左右大臣と言うのは、従三位の中納言や、正二位の大納言よりも上、この上にはたった一人しかなる事が許されない、太政大臣の地位しかないという、正二位の、大変高い位です。
しかもこの姫君は、よほど素晴らしい方らしく、右大臣は女御様として帝に差し上げようとお育てして来た方のようです。けれど右大臣はこれから長生きできる自信も、他の後ろ盾を任せるような人もないようで、思い切ってこの姫君に臣下の婿君を取らせることにしたようです。その白羽の矢が中将に当たりました。
本当なら二条のお邸の女君も、母上は皇族のご出身ですし、父親も中納言。右大臣の姫君に引けをとる方ではありません。
けれど今の女君には、中将以外に後ろ盾になってくれる親はいません。虐待を受けていた邸から中将に救出されて、中将だけを頼って生きている身です。政治戦略のための姫君としては圧倒的に不利な立場。しかも、中将は自分の復讐心の為に女君の本当の御出自を、誰にも公表していないのです。
けれど、中将はこの縁談に、まったく聞く耳を持つ気は無いようです。相手の親は右大臣で、姫君は仮にも帝の女御様にさせようと育てられた方。礼を欠かないように上手くほのめかして断るようにと乳母に言いました。

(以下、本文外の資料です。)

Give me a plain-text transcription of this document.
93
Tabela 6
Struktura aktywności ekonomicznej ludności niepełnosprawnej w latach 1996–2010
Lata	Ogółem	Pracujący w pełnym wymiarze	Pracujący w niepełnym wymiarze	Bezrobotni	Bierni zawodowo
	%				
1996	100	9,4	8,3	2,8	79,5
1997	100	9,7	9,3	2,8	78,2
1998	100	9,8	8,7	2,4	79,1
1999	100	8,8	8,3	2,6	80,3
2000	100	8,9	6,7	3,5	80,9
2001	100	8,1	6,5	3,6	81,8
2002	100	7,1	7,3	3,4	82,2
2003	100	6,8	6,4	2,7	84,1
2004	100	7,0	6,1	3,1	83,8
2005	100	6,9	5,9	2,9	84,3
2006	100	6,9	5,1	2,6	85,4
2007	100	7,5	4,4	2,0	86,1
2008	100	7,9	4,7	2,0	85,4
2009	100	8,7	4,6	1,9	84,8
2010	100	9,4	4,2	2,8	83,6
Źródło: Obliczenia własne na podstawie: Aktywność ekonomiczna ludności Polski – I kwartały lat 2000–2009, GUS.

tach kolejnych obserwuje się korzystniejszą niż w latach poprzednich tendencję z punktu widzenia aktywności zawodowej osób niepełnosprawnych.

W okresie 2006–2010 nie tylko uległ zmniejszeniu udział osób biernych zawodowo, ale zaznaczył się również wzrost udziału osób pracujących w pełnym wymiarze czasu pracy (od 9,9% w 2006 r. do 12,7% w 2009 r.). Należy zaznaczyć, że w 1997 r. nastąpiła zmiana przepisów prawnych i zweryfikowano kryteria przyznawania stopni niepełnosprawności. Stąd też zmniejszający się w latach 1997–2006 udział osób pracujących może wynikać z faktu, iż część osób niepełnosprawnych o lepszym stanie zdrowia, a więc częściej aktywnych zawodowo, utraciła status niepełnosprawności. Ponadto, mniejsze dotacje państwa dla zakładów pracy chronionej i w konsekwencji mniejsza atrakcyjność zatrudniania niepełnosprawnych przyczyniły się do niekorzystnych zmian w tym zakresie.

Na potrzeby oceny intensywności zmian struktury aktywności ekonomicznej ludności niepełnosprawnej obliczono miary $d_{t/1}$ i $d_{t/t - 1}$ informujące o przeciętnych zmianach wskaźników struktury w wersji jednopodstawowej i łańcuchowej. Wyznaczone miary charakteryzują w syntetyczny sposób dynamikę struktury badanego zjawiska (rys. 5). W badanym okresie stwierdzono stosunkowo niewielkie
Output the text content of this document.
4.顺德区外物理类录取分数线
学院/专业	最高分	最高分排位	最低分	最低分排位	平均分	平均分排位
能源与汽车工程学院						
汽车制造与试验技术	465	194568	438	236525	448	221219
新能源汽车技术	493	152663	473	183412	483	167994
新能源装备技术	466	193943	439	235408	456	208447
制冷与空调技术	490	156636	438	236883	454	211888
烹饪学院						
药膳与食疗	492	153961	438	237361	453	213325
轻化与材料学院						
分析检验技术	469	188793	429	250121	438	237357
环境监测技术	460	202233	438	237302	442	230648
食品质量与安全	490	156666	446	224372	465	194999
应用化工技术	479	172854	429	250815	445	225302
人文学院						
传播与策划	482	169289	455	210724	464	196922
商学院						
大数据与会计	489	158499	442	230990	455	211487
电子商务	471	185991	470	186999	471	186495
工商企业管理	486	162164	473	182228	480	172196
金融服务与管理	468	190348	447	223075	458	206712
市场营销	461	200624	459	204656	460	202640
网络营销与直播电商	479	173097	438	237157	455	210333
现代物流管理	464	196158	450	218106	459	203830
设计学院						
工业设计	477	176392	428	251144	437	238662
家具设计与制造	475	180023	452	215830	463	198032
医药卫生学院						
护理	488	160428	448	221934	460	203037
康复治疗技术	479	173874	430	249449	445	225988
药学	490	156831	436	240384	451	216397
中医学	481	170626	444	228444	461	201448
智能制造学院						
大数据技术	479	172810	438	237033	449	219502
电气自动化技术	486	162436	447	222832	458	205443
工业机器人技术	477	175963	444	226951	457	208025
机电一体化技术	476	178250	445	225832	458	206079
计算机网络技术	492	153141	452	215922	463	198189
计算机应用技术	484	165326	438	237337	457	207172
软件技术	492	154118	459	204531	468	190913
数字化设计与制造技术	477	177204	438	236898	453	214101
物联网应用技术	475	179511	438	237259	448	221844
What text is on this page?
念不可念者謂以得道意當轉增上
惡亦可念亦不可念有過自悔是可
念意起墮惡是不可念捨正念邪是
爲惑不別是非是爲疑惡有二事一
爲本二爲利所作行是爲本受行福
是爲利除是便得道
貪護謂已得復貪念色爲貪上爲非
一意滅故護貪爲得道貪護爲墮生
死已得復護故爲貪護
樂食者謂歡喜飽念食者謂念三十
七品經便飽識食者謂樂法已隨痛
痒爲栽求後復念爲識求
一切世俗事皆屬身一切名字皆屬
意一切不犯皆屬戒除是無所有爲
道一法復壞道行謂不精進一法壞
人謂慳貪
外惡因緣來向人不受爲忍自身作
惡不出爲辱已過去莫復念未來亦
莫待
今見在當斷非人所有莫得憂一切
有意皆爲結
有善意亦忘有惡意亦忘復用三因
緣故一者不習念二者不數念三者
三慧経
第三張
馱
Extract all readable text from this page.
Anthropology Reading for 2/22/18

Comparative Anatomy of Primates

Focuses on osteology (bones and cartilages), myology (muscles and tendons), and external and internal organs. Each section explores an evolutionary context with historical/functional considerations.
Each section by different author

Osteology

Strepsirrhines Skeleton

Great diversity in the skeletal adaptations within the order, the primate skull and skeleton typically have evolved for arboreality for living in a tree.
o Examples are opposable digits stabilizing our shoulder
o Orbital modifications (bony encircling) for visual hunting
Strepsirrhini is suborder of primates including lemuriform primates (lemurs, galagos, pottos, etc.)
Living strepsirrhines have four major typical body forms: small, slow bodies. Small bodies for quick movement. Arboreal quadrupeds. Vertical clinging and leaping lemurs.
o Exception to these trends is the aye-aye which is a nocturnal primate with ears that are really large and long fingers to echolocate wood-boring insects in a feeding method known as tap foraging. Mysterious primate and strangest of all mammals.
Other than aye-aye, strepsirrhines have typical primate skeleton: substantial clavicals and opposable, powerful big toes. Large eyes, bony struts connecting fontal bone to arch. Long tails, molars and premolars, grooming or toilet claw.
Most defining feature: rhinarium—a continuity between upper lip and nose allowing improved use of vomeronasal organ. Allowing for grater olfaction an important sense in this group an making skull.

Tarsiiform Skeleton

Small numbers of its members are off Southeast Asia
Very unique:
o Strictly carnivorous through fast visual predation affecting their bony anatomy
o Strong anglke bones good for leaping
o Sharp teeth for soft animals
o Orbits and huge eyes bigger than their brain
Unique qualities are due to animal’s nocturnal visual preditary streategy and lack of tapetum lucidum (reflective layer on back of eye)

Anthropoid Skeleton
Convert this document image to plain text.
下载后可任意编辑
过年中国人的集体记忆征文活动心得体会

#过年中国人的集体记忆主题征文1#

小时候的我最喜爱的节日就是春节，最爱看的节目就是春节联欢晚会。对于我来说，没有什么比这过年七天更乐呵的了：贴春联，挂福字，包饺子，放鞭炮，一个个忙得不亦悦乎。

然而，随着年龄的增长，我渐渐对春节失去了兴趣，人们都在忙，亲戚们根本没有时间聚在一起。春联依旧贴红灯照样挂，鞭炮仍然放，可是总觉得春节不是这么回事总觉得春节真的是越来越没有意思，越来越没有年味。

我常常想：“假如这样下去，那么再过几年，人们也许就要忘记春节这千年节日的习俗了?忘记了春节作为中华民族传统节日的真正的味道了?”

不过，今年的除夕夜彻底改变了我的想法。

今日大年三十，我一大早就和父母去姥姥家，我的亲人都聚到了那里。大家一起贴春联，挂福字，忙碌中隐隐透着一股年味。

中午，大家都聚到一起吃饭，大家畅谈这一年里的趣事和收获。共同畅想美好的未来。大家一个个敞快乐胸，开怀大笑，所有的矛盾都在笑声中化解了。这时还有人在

この乳母は「帯刀」のお母さんです。久しぶりの再登場ですね。中将にとってはよく知っている乳母。しかも乳兄弟の「帯刀」は自分のいわば腹心です。「ほのめかせ」と言う一言で中将はすっかり安心してしまったようです。
けれど乳母からすれば、こんな馬鹿げた返事をする気は無いようです。身分の十分すぎるほど高い右大臣からの縁談。しかも相手は帝の女御様でもおかしくない様な姫君。こんな名誉な話はまたとありませんし、自分の御育てした方の後ろ盾としては十分な名家です。当然、お受けすれば中将の名も上がるでしょうし、中将はこの上ない御世話を右大臣から受ける事が出来るでしょう。
さらに、こういう話をまとめるのは、乳母の大切な役目です。乳母の仕事はお乳を上げている時だけではありません。邸の主人や御母上の意向に沿ってしつけをし、自分の御育てした方に生涯責任を果たすのが乳母の勤め。縁談も乳母の大切な仕事です。乳母と言うのは召使の中でも主人の信頼の厚い、地位の高い仕事なのです。
しかもこういう良い縁組をまとめ上げると、乳母にもそれ相応の御褒美がありました。乳母の立場その物も良くなり、周りの見る目も変わります。良い縁談が来れば、乳母の目の色が変わるのも仕方がないことなのです。
こんな良い話に耳を貸す気のない中将に痺れを切らし、乳母は勝手に話を進めてしまいました。もちろん、中将は断ったつもりでいます。幸せな中将と女君の生活に、またまた波乱が起る気配がしてきました。